The Alignment of Large Language Models' Responses to Subjective Variations in Hate Speech
Comparing Alignment to Real-Life-Inspired Definitions in Zero-Shot Hate Speech Classification
V. Bunovska (TU Delft - Electrical Engineering, Mathematics and Computer Science)
P.K. Murukannaiah – Mentor (TU Delft - Electrical Engineering, Mathematics and Computer Science)
U. Khurana – Mentor (TU Delft - Electrical Engineering, Mathematics and Computer Science)

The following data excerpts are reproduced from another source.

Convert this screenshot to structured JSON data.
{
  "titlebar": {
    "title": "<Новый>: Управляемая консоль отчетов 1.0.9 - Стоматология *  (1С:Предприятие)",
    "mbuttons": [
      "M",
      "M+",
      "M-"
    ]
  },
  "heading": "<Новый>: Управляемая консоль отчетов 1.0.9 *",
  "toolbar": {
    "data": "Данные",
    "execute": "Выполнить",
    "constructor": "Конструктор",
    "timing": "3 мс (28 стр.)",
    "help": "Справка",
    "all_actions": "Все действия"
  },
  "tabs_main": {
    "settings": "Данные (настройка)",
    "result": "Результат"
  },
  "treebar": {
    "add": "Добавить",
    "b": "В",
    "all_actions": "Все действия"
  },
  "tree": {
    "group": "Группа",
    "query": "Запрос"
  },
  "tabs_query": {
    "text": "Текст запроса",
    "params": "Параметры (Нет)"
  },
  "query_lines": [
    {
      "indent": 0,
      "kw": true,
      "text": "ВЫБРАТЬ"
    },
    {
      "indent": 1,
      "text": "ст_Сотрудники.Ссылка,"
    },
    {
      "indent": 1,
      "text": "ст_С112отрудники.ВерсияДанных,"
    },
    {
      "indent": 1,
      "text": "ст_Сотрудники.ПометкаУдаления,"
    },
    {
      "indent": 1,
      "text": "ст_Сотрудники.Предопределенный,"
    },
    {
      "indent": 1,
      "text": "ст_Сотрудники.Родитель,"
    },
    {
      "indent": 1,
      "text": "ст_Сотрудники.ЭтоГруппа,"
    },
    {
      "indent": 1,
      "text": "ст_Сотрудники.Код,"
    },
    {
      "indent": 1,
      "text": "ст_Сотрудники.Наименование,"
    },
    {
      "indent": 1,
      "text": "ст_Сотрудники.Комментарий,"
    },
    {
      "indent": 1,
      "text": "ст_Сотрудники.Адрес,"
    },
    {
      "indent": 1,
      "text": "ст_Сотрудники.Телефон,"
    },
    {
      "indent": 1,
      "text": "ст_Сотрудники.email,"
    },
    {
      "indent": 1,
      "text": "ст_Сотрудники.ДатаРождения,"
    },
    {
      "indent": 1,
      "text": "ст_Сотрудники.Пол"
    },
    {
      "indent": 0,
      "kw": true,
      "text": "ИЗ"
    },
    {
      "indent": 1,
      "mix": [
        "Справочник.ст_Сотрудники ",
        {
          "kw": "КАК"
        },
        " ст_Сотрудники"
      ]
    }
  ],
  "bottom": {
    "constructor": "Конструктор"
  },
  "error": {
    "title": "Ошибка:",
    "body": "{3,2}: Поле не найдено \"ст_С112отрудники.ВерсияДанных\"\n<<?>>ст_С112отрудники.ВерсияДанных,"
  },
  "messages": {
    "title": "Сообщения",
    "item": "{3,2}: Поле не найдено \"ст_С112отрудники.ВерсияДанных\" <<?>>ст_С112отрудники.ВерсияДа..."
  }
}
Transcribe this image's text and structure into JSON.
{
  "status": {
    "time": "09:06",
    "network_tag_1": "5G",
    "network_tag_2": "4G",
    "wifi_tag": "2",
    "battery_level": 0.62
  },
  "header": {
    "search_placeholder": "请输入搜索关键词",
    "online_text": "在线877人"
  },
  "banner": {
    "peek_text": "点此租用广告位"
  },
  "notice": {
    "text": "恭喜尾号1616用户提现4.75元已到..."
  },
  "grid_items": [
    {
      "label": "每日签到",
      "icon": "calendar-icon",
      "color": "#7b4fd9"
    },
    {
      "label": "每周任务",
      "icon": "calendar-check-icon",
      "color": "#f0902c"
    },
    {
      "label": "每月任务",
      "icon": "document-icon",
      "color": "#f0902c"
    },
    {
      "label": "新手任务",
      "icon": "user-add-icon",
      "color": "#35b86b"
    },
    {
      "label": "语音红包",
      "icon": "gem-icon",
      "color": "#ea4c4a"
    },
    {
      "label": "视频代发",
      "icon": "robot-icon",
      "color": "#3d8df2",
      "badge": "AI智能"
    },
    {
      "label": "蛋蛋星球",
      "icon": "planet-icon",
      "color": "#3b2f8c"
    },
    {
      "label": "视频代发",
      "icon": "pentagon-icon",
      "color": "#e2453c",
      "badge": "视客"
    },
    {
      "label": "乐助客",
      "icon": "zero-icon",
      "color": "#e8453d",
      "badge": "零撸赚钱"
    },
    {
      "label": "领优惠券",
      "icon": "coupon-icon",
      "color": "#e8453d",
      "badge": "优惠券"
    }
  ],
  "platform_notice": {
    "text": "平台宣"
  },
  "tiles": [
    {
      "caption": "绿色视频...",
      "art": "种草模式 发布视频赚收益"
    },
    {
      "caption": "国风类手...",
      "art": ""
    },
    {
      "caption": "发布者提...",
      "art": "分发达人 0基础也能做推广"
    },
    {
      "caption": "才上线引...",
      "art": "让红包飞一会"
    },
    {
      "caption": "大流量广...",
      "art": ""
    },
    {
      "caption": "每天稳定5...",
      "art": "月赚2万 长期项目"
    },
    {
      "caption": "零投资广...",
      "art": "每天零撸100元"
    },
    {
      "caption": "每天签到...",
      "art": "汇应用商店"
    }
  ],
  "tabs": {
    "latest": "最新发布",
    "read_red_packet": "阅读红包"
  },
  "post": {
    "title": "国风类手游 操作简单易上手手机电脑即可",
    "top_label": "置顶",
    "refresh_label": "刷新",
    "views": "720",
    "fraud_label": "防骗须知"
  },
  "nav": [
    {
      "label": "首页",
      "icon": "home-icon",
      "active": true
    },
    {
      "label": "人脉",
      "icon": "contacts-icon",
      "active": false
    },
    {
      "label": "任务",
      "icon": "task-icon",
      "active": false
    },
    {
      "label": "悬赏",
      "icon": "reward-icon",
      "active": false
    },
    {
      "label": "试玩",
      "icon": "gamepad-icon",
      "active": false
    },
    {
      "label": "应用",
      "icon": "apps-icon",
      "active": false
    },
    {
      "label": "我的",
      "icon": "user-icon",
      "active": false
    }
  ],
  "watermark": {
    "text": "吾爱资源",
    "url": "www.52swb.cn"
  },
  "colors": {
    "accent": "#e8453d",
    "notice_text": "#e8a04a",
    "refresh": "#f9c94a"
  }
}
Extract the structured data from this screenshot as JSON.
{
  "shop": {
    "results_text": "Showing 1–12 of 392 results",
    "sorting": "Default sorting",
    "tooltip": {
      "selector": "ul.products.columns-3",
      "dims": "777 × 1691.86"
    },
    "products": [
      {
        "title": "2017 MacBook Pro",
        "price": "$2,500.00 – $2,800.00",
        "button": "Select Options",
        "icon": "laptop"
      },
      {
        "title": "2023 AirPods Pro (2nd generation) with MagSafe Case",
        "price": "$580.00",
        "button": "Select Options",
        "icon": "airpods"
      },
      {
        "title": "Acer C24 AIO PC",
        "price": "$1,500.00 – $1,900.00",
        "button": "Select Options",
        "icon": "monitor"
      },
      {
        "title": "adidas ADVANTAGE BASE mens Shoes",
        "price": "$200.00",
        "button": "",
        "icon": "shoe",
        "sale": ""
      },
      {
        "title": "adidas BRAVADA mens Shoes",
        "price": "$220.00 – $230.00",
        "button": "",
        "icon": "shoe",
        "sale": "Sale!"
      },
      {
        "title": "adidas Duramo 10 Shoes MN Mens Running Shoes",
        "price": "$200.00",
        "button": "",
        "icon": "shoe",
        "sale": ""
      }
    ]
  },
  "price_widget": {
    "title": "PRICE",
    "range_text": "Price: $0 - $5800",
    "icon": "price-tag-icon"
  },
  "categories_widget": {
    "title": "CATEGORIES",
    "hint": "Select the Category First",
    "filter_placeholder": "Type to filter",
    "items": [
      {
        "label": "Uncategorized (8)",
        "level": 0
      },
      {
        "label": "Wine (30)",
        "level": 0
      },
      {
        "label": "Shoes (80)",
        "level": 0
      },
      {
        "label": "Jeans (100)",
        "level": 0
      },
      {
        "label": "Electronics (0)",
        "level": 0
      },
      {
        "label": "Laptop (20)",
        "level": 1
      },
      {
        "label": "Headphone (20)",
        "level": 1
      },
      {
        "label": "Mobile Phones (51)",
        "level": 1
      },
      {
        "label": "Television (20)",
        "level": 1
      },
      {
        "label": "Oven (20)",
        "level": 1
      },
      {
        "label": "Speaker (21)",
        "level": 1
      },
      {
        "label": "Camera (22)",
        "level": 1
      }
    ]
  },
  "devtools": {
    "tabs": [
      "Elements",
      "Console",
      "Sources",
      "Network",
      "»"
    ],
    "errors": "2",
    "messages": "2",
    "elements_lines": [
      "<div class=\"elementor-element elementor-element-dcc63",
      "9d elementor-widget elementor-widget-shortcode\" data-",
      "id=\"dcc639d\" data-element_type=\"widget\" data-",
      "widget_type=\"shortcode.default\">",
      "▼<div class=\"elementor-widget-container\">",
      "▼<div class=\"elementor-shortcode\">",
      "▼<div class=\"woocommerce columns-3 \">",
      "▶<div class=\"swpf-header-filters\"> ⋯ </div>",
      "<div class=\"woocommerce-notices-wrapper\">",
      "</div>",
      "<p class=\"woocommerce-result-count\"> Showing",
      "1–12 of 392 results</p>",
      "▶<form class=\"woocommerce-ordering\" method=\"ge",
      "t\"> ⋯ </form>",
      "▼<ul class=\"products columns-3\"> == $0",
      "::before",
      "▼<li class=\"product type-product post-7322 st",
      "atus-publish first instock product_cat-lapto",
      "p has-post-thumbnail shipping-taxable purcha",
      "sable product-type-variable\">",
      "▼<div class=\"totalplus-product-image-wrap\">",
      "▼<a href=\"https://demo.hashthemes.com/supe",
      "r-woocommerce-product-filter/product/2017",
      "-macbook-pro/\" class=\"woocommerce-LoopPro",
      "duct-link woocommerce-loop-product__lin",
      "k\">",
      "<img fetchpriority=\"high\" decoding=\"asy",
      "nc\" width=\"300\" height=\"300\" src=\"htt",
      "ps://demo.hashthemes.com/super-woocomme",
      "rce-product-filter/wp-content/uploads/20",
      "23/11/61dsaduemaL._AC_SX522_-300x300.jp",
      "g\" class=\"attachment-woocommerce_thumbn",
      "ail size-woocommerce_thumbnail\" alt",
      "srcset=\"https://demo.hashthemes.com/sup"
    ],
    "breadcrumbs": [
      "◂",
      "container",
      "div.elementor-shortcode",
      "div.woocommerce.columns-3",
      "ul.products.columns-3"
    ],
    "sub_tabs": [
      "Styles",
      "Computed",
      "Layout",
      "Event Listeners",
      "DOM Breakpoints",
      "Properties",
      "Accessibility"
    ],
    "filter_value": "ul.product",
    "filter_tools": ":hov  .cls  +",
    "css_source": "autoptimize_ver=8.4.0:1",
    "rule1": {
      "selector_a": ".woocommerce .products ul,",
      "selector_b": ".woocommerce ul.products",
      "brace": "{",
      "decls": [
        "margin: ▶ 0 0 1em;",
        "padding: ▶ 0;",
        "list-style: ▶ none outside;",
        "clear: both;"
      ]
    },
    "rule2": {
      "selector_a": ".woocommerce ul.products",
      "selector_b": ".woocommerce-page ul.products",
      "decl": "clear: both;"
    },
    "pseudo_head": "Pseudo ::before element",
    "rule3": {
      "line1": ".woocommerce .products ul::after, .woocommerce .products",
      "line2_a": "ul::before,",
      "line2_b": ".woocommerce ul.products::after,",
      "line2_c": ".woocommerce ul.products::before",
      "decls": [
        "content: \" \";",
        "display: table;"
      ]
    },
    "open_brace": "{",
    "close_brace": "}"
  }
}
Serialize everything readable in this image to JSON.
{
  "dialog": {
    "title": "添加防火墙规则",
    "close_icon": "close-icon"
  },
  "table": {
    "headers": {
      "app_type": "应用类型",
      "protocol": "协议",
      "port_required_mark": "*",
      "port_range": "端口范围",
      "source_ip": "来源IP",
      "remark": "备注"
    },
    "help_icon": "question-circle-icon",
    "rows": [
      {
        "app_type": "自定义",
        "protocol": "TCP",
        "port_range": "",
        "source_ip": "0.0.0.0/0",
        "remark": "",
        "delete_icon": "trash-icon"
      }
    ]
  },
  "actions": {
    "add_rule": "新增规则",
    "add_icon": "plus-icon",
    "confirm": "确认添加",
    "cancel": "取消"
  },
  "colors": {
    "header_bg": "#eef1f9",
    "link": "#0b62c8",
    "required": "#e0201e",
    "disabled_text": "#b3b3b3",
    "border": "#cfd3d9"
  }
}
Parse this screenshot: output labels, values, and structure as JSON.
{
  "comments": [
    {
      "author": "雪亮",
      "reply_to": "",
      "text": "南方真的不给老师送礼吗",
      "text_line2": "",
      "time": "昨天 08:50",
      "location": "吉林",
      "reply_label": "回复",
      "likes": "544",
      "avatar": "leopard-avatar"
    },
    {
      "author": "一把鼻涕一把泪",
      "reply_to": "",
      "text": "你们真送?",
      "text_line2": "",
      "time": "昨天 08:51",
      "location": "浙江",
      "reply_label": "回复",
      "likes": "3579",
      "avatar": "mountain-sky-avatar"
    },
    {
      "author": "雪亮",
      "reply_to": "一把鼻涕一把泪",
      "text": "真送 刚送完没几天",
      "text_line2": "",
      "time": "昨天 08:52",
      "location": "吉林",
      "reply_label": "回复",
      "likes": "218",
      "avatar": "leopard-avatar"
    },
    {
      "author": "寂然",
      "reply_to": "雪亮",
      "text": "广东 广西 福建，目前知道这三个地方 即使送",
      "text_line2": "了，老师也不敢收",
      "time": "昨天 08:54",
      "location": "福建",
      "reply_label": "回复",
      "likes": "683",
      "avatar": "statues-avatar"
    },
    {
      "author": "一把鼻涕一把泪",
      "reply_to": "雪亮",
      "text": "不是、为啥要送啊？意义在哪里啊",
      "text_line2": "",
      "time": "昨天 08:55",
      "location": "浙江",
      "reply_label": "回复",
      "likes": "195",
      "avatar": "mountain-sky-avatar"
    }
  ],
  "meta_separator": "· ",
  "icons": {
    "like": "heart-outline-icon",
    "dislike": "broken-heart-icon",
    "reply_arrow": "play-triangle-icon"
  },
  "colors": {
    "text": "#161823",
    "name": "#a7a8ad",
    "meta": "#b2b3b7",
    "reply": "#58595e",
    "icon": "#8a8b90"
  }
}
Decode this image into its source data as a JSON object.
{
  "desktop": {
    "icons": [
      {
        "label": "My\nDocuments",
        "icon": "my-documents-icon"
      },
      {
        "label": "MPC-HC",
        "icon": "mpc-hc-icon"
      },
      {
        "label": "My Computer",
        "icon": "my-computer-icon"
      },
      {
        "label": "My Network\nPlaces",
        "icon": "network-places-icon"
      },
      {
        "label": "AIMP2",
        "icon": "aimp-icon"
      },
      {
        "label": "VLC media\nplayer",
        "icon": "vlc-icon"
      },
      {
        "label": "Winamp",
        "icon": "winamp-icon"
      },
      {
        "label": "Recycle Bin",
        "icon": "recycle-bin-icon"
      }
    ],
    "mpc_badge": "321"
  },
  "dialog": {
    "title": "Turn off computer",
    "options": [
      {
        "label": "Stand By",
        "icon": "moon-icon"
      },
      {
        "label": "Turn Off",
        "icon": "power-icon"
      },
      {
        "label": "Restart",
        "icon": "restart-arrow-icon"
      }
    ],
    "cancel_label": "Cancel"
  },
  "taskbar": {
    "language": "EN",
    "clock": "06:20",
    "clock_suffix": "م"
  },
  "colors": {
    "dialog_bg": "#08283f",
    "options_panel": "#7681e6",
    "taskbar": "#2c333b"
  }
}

C.C.S. Liem – Graduation committee member (TU Delft - Electrical Engineering, Mathematics and Computer Science)
More Info
expand_more
Other than for strictly personal use, it is not permitted to download, forward or distribute the text or part of it, without the consent of the author(s) and/or copyright holder(s), unless the work is under an open content license such as Creative Commons.
Abstract
Detecting hateful content on social media has become an active area of research, with recent approaches focusing on the use of Large Language Models (LLMs). Rather than using datasets to train classifiers, researchers are exploring methods that embed hate speech definitions directly in the model's prompt. However, hate speech is a subjective concept, and its definition varies across contexts. As a result, LLMs must align their classifications with the specific definition provided in the prompt. To make the creation process more systematic, frameworks for constructing context-specific definitions of hate speech have been proposed. Yet, no work has compared how framework-based formulations influence LLM alignment relative to the definitions used in real-life regulation, such as laws and social media policies. This study, therefore, compares definitions from the Hate Speech Criteria (HSC) framework, legal texts, and platform policies by evaluating how precisely two LLMs align with each type under a zero-shot prompting setup. Our results indicate that while the level of alignment is model-dependent, legal and policy definitions generally guide LLM behavior more effectively than framework-based formulations. Nevertheless, definitions created with the framework still steer models in the intended direction, suggesting that further refinement of these frameworks could improve their effectiveness in prompt-based hate speech detection.